La exposición, comisariada por Rosa Pera y José Luis de Vicente, se articula en nueve ámbitos que recorren los principales ejes de investigación, innovación y desarrollo de Buckminster Fuller en torno a ideas para “hacer que el mundo funcione, para el 100% de la humanidad, en el menor tiempo posible, a través de la cooperación espontánea, sin ofensas ecológicas o la desventaja de nadie”, premisa que guió la vida de Fuller y aplicó en todos sus ámbitos de experimentación. Retomando su actitud, sus inquietudes y procedimientos, la muestra incorpora también propuestas de creadores contemporáneos y coetáneos que siguieron los vectores de sus ideas mediante la práctica de la arquitectura, el arte y el diseño.

La muestra pretende ser un proyecto global que ayude a comprender todas las esferas del personaje. Para ello, la exposición “Curiosidad radical. En la Órbita de Buckminster Fuller” va acompañada de una serie de actividades gratuitas de difusión cultural para todo tipo de públicos, incluyendo talleres, un reto educativo y un podcast sobre su figura que complementan la exposición y ayudan a comprender y descubrir el universo de Fuller y sus ideas para mejorar el mundo.

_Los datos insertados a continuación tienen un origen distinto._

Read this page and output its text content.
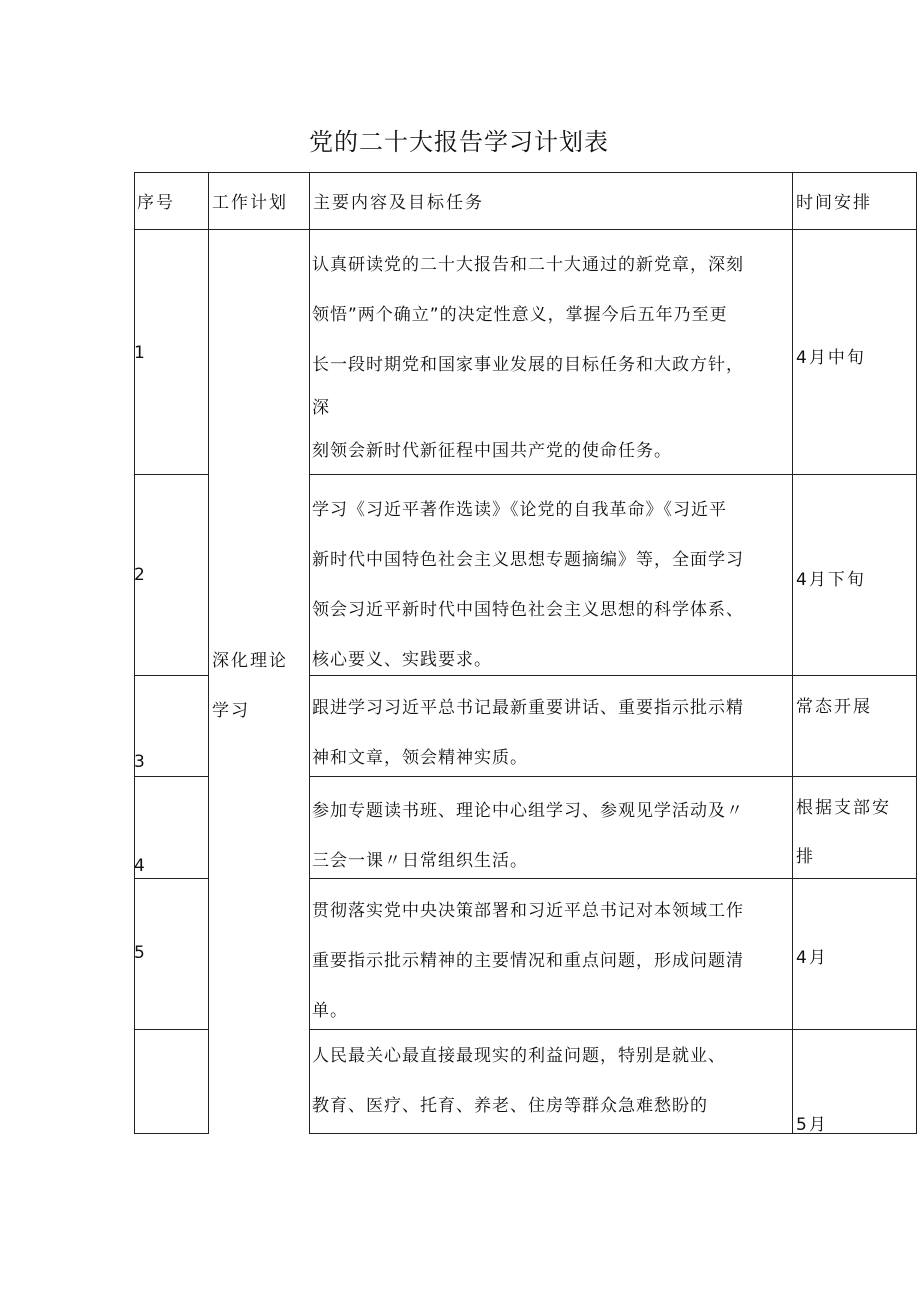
党的二十大报告学习计划表
序号 工作计划 主要内容及目标任务	时间安排
深化理论
学习
1
认真研读党的二十大报告和二十大通过的新党章，深刻
领悟”两个确立”的决定性意义，掌握今后五年乃至更
长一段时期党和国家事业发展的目标任务和大政方针，
深
刻领会新时代新征程中国共产党的使命任务。
4月中旬
2
学习《习近平著作选读》《论党的自我革命》《习近平
新时代中国特色社会主义思想专题摘编》等，全面学习
领会习近平新时代中国特色社会主义思想的科学体系、
核心要义、实践要求。
4月下旬
3
跟进学习习近平总书记最新重要讲话、重要指示批示精
神和文章，领会精神实质。
常态开展
4
参加专题读书班、理论中心组学习、参观见学活动及〃
三会一课〃日常组织生活。
根据支部安
排
5
贯彻落实党中央决策部署和习近平总书记对本领域工作
重要指示批示精神的主要情况和重点问题，形成问题清
单。
4月
人民最关心最直接最现实的利益问题，特别是就业、
教育、医疗、托育、养老、住房等群众急难愁盼的
5月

Defensor a ultranza de las posibilidades de la tecnología para mejorar la vida de las personas, el arquitecto y diseñador estadounidense fue también un pionero de la conciencia medioambiental. Sus llamadas de atención sobre la necesidad de actuar con responsabilidad para que nuestras acciones no amenacen el futuro de la nave espacial Tierra, como a él le gustaba decir, su exploración de la eficiencia energética y de hacer más con menos, la permeabilidad de ideas entre distintos ámbitos y disciplinas, y la biomimética o emulación de las formas de la naturaleza son antecedentes directos del moderno concepto de sostenibilidad.

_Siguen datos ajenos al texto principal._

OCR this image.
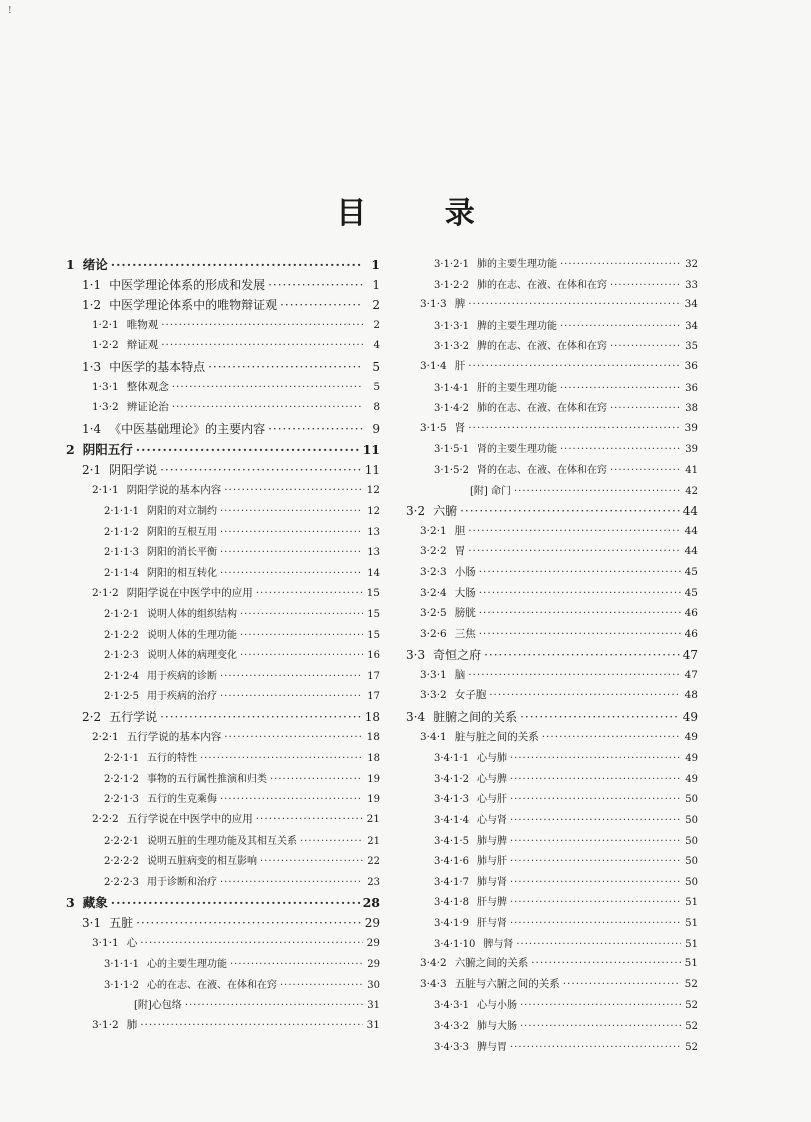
!
目 录
1 绪论 ·····	1
1·1 中医学理论体系的形成和发展 ·····	1
1·2 中医学理论体系中的唯物辩证观 ·····	2
1·2·1 唯物观 ·····	2
1·2·2 辩证观 ·····	4
1·3 中医学的基本特点 ·····	5
1·3·1 整体观念 ·····	5
1·3·2 辨证论治 ·····	8
1·4 《中医基础理论》的主要内容 ·····	9
2 阴阳五行 ·····	11
2·1 阴阳学说 ·····	11
2·1·1 阴阳学说的基本内容 ·····	12
2·1·1·1 阴阳的对立制约 ·····	12
2·1·1·2 阴阳的互根互用 ·····	13
2·1·1·3 阴阳的消长平衡 ·····	13
2·1·1·4 阴阳的相互转化 ·····	14
2·1·2 阴阳学说在中医学中的应用 ·····	15
2·1·2·1 说明人体的组织结构 ·····	15
2·1·2·2 说明人体的生理功能 ·····	15
2·1·2·3 说明人体的病理变化 ·····	16
2·1·2·4 用于疾病的诊断 ·····	17
2·1·2·5 用于疾病的治疗 ·····	17
2·2 五行学说 ·····	18
2·2·1 五行学说的基本内容 ·····	18
2·2·1·1 五行的特性 ·····	18
2·2·1·2 事物的五行属性推演和归类 ·····	19
2·2·1·3 五行的生克乘侮 ·····	19
2·2·2 五行学说在中医学中的应用 ·····	21
2·2·2·1 说明五脏的生理功能及其相互关系 ·····	21
2·2·2·2 说明五脏病变的相互影响 ·····	22
2·2·2·3 用于诊断和治疗 ·····	23
3 藏象 ·····	28
3·1 五脏 ·····	29
3·1·1 心 ·····	29
3·1·1·1 心的主要生理功能 ·····	29
3·1·1·2 心的在志、在液、在体和在窍 ·····	30
[附]心包络 ·····	31
3·1·2 肺 ·····	31
3·1·2·1 肺的主要生理功能 ·····	32
3·1·2·2 肺的在志、在液、在体和在窍 ·····	33
3·1·3 脾 ·····	34
3·1·3·1 脾的主要生理功能 ·····	34
3·1·3·2 脾的在志、在液、在体和在窍 ·····	35
3·1·4 肝 ·····	36
3·1·4·1 肝的主要生理功能 ·····	36
3·1·4·2 肺的在志、在液、在体和在窍 ·····	38
3·1·5 肾 ·····	39
3·1·5·1 肾的主要生理功能 ·····	39
3·1·5·2 肾的在志、在液、在体和在窍 ·····	41
[附] 命门 ·····	42
3·2 六腑 ·····	44
3·2·1 胆 ·····	44
3·2·2 胃 ·····	44
3·2·3 小肠 ·····	45
3·2·4 大肠 ·····	45
3·2·5 膀胱 ·····	46
3·2·6 三焦 ·····	46
3·3 奇恒之府 ·····	47
3·3·1 脑 ·····	47
3·3·2 女子胞 ·····	48
3·4 脏腑之间的关系 ·····	49
3·4·1 脏与脏之间的关系 ·····	49
3·4·1·1 心与肺 ·····	49
3·4·1·2 心与脾 ·····	49
3·4·1·3 心与肝 ·····	50
3·4·1·4 心与肾 ·····	50
3·4·1·5 肺与脾 ·····	50
3·4·1·6 肺与肝 ·····	50
3·4·1·7 肺与肾 ·····	50
3·4·1·8 肝与脾 ·····	51
3·4·1·9 肝与肾 ·····	51
3·4·1·10 脾与肾 ·····	51
3·4·2 六腑之间的关系 ·····	51
3·4·3 五脏与六腑之间的关系 ·····	52
3·4·3·1 心与小肠 ·····	52
3·4·3·2 肺与大肠 ·····	52
3·4·3·3 脾与胃 ·····	52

Fuller mantenía que para poder cambiar el mundo había que llevar a cabo una “Design Revolution”, es decir, un cambio radical y sistemático en la visión y en el funcionamiento del planeta. Así, consideraba que había que cambiar de raíz la manera en la que nos situamos en el universo. Él se autodefinía como “Comprehensive Anticipatory Design Scientist”, una suerte de diseñador científico (y viceversa) con capacidad para anticipar soluciones en base al conocimiento comprehensivo del universo. Su rastro es perceptible en procesos tan actuales como la construcción de viviendas ligeras, estandarizadas y de emergencia, la economía circular, la arquitectura basada en la eficiencia energética o la manera de trasladarse de un lugar a otro.